2 June 2014

  • Trading to start the week has been pretty uninspiring as far as volumes are concerned, the highlight being the return of London wheat markets to their Feb ’14 lows (Nov ’14 traded £142.00) where some support was found. Paris also traded lower but the moves in exchange have ensured that the lows are still some way off – for now. The outlook for EU wheat crops, and Black Sea for that matter, still looks good, and the potential for imported corn to displace wheat in feed rations for another season still exists. If that becomes the case, growers will need to reconsider their position as far as price expectations are concerned, and lower price levels in order to compete with the alternate grain.
  • There is talk of hot and dry conditions in the Volga region of Russia, which has resulted in some trimming of wheat output forecasts, and this is the first sign this season (so far) of any such threat to crops through less than ideal weather. The trade expectation of Russian wheat output sits in the range of 49 to 52 million mt vs. 52 million mt last season. Some relief in Russia is contained in the latest forecasts with up to 2” of rain projected to fall across the coming fortnight. Russia’s spring wheat belt is adequately wet.
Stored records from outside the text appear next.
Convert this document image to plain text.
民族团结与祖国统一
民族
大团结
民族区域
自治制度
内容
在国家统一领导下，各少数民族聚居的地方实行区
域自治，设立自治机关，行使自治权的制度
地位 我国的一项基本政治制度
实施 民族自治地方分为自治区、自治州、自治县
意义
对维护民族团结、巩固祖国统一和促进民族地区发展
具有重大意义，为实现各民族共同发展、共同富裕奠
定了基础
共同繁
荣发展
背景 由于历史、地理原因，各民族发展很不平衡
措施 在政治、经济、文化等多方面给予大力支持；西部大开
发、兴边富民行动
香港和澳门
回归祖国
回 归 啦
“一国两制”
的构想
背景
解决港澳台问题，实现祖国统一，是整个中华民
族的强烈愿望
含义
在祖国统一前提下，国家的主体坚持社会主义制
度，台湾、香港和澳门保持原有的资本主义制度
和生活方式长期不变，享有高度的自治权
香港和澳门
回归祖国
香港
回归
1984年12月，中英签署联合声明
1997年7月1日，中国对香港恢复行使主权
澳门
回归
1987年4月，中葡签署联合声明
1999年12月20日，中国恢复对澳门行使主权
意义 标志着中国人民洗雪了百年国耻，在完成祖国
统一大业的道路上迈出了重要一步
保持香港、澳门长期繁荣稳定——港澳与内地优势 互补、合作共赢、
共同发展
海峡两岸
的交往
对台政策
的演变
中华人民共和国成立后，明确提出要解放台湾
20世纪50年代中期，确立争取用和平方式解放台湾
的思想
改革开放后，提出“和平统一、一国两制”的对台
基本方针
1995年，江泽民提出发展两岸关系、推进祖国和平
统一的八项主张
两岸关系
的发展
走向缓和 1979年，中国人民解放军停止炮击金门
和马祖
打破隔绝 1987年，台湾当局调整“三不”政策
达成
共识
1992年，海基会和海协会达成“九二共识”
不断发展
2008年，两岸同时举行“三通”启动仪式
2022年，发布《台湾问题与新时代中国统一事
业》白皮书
  • Our view remains that longer term price trends remain bearish in the absence of a significant weather issue, the Volga “threat” will need to grow and expand its geographical coverage before any major spec buying is triggered.
  • The expectation for US plantings data, due to be released later today, is that corn will reach 94%, soybeans 76% and spring wheat 86%. Initial ratings for good/excellent corn is expected to be 71%, which compares with 63% last season.
  • Finally, the Ukraine AgMin has put 2013/14 grain exports so far at 31.4 million mt, which is an increase of 43.2% year on year.